# Renew Child ILR Biometric Card



## Lovice (Jan 12, 2015)

My son, wife and I have recently been granted ILR with the new biometric cards. For us adults the cards valid 10 years. However, for our son (5 years old) his biometric card only valids for 5 years. I understand we will need to renew our cards before they expire. I had a look at the current application form. As you can probably see that most parts are easy enough to deal with (just like renewing your passport for example). However, it does ask if you can prove you have been living in the UK for the past 2 years, though. 

The problem we have is that we are planning to move to Shanghai for the next 10 years as there are two great job offers waiting for both me and my wife. Our son will be studying at an international school in Shanghai till he goes to university. We have a house in the UK which we are not planning to sell or rent out when we are away in Shanghai. Therefore, we will have all the utility bills and council tax invoices to 'prove' when we adults need to renew our biometric cards. However, what can my son use to 'prove' his last 2 years of 'living in the UK' when renewing his biometric card? Usually it can be proven by a letter from local school. But, my son will attend school in Shanghai, not here. The other way is to ask our GP to provide a letter showing my son's attendance (we would travel back to the UK every 12 months, so we can book him to see a GP while back in the UK). But, will a letter from the GP be sufficient enough to renew his biometric cards? 

I just find the whole biometric card's situation made the current ILR a lot more complicated since you need to renew them every 10 years or 5 years if you are under 16. Even though in theory we can still travel abroad as long as we return at least every 2 years (like the old ILR), when we renew our biometric cards, they need to check if we lived in the UK for the past 2 years, which in itself contradict with the coming back at least every 2 years to keep ILR rule. 
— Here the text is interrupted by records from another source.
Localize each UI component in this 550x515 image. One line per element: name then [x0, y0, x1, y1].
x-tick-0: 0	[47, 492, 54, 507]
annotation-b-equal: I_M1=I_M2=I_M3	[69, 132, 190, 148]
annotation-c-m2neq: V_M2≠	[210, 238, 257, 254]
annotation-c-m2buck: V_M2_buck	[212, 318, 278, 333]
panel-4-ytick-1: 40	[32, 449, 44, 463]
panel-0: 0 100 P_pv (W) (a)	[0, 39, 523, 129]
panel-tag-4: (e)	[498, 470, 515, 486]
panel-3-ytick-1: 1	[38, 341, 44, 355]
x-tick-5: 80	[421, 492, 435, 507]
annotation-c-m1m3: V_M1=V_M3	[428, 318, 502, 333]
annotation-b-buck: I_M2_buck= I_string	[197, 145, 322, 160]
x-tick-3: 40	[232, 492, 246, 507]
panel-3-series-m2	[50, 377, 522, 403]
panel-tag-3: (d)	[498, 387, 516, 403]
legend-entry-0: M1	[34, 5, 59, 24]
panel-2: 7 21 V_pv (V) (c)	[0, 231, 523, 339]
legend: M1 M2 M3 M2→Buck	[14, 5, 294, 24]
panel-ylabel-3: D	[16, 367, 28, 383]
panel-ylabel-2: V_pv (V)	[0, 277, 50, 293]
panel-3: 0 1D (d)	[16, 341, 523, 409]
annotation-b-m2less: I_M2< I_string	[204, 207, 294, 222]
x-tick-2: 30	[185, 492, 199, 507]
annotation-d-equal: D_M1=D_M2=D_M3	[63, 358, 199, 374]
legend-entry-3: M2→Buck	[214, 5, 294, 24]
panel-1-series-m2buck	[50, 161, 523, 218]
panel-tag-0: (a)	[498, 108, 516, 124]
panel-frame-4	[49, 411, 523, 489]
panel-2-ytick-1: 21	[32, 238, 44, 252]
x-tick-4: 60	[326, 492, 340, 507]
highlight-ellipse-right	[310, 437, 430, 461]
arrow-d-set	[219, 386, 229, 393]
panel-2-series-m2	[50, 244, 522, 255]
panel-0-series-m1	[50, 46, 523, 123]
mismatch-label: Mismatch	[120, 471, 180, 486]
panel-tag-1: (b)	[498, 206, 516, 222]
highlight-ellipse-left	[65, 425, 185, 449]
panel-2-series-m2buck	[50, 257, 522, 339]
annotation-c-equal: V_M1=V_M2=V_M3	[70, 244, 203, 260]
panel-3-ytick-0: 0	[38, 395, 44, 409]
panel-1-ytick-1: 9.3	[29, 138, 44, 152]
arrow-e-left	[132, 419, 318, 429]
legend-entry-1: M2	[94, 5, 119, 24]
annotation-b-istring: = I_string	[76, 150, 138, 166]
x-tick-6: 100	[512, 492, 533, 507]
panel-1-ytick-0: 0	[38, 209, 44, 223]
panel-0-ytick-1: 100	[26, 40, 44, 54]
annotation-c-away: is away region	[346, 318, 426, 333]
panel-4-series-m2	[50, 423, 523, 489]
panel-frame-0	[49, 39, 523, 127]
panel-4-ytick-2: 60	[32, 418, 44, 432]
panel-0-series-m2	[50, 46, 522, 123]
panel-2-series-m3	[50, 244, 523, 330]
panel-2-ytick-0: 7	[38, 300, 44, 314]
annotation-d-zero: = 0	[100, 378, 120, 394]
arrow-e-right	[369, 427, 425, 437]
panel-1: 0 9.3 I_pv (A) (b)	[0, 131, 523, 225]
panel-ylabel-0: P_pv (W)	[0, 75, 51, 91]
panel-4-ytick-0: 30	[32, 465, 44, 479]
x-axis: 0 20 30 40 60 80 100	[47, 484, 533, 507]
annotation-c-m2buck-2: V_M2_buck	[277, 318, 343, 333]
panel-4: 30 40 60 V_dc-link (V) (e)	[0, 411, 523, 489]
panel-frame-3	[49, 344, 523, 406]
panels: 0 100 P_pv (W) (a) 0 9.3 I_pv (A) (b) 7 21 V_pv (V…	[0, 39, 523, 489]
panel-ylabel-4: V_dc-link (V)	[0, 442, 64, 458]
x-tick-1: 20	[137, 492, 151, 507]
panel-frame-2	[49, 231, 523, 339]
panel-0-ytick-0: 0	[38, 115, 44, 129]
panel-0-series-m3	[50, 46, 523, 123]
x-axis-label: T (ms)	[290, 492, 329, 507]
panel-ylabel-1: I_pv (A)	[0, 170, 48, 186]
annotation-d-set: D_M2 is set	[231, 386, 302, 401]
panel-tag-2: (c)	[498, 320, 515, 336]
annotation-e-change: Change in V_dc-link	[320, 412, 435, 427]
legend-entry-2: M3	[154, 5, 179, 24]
Has anyone else got the similar concern? Many thanks.


----------



## Joppa (Sep 7, 2009)

Simply, if you are away for 2 years or more, you can no longer return as resident (i.e. your ILR will be cancelled). 
Returning for a holiday or a short break to beat the two-year clock doesn't work (and they are getting very strict on it). You must return within two years of leaving in order to resume your ordinary residence in UK. Even having a home to return to won't be enough and they can still cancel your ILR. I have friends with ILR who now live and work abroad, and every time they return to UK for a holiday, they get grilled at UK border, as they try to establish if they have a job in UK or other evidence of residence, rather than temporary stay, in UK. If you are being transferred by your UK employer to a post abroad, that might be mitigating circumstances but if you are just going for an overseas job, then you will have troubles.


----------